Su rostro se parecía al que recordaba Stark: facciones aristocráticas, piel lisa. Pero la fuerza que albergó ya no existía. Los ojos, que fueron tan oscuros y llenos de vida y ardor, parecían mates y fríos.

—Hablas de cosas que ayer sí me concernían, en otra existencia. Pero ese tiempo ha pasado.

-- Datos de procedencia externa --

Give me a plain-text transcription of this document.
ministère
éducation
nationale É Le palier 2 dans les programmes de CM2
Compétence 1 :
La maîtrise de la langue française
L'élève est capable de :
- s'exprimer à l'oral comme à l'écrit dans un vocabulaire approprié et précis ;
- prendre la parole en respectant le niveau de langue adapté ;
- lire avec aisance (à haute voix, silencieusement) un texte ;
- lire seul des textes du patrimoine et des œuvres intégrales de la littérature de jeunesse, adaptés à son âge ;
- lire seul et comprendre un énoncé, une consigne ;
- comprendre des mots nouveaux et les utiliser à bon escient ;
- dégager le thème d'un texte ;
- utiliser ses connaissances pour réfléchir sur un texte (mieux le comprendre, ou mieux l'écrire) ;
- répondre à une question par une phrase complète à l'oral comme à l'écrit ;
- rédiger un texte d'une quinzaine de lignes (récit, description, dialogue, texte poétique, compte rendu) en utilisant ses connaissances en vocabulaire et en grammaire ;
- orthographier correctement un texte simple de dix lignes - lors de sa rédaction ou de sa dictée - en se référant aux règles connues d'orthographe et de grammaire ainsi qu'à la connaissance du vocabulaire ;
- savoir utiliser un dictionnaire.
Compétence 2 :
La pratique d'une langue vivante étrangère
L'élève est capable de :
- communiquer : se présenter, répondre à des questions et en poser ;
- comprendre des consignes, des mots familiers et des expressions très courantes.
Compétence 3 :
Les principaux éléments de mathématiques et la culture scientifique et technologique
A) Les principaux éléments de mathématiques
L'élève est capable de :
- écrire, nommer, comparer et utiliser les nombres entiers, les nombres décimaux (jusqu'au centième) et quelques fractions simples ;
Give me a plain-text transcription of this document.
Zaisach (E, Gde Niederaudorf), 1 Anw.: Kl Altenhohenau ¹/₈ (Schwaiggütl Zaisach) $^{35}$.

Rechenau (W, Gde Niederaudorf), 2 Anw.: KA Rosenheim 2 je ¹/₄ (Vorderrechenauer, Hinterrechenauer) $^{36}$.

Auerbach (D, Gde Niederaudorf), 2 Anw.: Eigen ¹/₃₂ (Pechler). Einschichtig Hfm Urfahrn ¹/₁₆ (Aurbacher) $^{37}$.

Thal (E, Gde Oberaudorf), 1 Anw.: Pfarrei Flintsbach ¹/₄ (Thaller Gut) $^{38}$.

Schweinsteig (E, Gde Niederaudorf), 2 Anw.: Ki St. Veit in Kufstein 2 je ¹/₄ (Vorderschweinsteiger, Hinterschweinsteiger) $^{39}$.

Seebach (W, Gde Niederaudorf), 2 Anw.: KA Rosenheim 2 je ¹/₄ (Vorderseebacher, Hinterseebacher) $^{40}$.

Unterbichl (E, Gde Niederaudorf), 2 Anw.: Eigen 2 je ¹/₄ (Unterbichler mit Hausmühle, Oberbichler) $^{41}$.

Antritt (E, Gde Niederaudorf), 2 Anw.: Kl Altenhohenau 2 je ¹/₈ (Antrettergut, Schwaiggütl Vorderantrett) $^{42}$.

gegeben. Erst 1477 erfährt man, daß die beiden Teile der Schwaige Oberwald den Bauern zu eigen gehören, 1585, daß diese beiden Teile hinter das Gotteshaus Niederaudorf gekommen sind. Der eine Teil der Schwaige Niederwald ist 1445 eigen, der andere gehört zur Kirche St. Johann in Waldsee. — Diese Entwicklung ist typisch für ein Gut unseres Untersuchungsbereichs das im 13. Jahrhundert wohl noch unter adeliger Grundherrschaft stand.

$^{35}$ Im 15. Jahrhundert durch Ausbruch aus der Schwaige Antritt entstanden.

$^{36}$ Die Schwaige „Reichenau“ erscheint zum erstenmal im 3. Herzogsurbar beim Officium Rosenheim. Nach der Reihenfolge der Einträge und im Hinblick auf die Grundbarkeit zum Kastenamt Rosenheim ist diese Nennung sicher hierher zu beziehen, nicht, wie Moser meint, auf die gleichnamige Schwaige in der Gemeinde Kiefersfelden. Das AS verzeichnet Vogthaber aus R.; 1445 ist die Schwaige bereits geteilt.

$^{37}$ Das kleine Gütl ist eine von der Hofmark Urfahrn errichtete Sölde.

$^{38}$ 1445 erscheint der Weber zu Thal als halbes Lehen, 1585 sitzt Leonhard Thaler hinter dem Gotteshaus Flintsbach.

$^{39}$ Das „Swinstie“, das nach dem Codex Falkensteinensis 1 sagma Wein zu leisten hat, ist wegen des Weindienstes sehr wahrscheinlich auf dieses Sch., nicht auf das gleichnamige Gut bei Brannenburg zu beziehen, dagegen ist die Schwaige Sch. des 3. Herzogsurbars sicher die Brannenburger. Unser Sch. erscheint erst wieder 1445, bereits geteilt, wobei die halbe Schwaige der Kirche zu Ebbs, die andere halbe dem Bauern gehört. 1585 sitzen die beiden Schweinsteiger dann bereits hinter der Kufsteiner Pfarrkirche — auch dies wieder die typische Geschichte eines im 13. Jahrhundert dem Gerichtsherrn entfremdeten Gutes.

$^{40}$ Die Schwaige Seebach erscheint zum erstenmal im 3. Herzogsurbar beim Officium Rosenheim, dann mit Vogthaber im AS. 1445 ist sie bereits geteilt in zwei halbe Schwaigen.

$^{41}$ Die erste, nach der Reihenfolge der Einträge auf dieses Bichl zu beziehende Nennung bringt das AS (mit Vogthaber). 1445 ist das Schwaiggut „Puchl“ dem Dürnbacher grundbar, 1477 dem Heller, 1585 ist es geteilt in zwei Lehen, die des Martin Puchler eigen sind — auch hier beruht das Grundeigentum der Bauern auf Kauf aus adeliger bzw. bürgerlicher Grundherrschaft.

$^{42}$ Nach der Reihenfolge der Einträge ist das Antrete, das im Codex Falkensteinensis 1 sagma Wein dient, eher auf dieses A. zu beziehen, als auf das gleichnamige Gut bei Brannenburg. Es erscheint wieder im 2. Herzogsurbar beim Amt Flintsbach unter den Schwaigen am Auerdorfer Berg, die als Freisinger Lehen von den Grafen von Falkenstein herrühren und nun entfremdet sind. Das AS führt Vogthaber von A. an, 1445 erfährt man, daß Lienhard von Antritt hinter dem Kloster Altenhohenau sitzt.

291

Pedrallon inclinó nuevamente la cabeza.

—Vas a venir conmigo. Ahora mismo. Si no lo haces, los perros te atacarán. ¿Me entiendes?

Pedrallon no se movió.

Los perros le tocaron con Miedo. Le obligaron a levantarse con latigazos de terror y le forzaron a seguir a Stark hacia los oscuros jardines.

—¿Cuánto tiempo pasará antes de que alguien vuelva al pabellón

—No vendrá nadie. —Pedrallon habló entre dos sollozos—. Hasta que releven la guardia. Ayuno noche y día.

—¿Cuándo es el relevo?

—Cuando nazca el Viejo Sol.

«¿Miente, Gerd?»

«No».

«¿Nos siguen?»

Tomaron el camino más corto hasta la poterna. Los centinelas no se habían movido. Stark cerró el portón y descendió por la colina. Pedrallon se tambaleaba a su lado, caminando como debilitado por el hambre. Stark le sostuvo, prestando oído, acechando a posibles perseguidores, atento a si sonaba la alarma.